Under Rev. Richard Lawrence, the church acquired the property from the city in 2000 and let homeless people stay there after dusk, when city-owned parks close.
Last year, parish leaders dedicated a bronze statue, called “Homeless Jesus,” on the grounds to symbolize the church’s commitment to serving the poor.
People were not allowed to keep items in the park for more than 22 hours and build up an encampment. Everyone had to clear out between 7 and 9 am for “cleaning.” Still the place was a relatively safe haven.
This summer, advocates said, just about every bench in the park had someone sleeping on it at night, with even more sleeping on the church’s front steps.

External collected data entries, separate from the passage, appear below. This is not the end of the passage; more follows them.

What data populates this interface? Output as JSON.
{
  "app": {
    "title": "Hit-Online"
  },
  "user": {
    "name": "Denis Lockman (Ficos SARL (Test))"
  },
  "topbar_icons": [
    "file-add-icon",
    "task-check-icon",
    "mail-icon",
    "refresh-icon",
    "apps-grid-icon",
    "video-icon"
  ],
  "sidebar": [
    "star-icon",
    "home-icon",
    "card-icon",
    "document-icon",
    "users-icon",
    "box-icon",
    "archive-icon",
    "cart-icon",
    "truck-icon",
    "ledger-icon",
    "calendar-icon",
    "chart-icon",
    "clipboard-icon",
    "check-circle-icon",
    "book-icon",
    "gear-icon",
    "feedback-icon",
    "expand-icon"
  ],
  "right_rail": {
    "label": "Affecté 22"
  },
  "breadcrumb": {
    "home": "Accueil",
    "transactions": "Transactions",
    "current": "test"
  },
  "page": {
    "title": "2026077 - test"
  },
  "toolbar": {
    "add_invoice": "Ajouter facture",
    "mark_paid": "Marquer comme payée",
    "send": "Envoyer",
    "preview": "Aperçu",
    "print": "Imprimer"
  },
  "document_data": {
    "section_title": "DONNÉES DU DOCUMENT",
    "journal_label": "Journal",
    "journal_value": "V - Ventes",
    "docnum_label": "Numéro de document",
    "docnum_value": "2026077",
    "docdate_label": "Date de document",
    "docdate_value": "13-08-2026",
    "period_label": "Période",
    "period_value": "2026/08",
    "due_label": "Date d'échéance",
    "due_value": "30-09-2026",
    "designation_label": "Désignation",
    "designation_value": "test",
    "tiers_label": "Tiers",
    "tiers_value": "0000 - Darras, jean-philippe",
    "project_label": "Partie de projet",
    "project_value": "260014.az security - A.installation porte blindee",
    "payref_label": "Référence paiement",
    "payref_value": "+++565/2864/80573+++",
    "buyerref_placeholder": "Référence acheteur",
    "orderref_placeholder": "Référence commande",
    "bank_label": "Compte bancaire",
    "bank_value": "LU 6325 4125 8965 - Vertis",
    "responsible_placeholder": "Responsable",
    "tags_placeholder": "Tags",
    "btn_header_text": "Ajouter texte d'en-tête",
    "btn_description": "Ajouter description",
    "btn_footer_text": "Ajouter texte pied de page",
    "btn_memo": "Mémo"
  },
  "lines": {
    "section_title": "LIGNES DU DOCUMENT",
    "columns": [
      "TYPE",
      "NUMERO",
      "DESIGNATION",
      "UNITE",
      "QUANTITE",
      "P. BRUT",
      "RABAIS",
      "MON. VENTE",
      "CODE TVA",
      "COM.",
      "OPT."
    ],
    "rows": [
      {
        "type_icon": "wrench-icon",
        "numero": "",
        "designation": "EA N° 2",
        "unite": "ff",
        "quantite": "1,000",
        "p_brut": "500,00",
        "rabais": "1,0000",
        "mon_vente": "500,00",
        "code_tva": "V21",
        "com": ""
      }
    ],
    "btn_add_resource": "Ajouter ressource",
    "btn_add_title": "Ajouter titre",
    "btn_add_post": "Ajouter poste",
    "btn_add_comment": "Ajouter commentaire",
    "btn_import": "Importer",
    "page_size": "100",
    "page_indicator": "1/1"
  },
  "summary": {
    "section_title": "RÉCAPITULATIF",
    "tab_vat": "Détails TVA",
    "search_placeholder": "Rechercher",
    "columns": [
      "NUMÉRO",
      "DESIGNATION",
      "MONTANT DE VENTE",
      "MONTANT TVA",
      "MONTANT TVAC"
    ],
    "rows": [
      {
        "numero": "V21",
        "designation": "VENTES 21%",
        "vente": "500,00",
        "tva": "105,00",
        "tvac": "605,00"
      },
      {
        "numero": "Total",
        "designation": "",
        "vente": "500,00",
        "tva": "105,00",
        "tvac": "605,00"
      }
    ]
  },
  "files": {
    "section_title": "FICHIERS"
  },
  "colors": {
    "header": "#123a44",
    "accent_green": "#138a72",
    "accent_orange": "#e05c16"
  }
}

The church’s policy was often questioned by local hotel operators and others who argued that having a large and visible concentration of poor people so close to the Inner Harbor was bad for tourism.
But Lawrence insisted that the park remain open to all.
Last year, parish leaders dedicated a bronze sculpture, called “Homeless Jesus,” on the grounds of the church to symbolize its mission of serving the poor.
But on September 21, the parish – now under Rev. Ray Chase – closed the park, after giving regulars three days notice.
Spike in Street Drugs
According to Chase and his pastoral associate, Colleen McCahill, the main problem was a spike in drug dealing by outsiders who preyed on the homeless population by selling the cheap and illegal street drug known as K-2 from the church steps.
Some of the people who bought K-2 would go into the park while high, they said, and their aggressive behavior would disrupt and alarm regular park visitors who wanted nothing to do with drugs.
They felt the park no longer served as the quiet haven it was meant to be, and they decided to close it until they could come up with a plan to make it safe again.
When the park was closed, parish leaders said they fully intended to reopen the park, but only after they were satisfied it could be the “peaceful place” it was before the drug dealing got out of control.
That was 40 days ago.
No Reopening Date
McCahill said the parish is still working toward reopening the park for the homeless, but has no date for when that might happen.
She said she wasn’t aware of the monthly meetings that Anthony mentioned involving Fallsway stakeholders and didn’t know that the parish had been invited to attend.
Adonna Black, a community advocate with the Baltimore Unity Project, said the closing of St. Vincent Park has traumatized those who had counted on it as their last resort.
They’ve gotten “displaced twice,” she said. They’re “already homeless, living in a homeless park. And then they put you out of the homeless park. It’s the lowest of the low. We need someone to care.”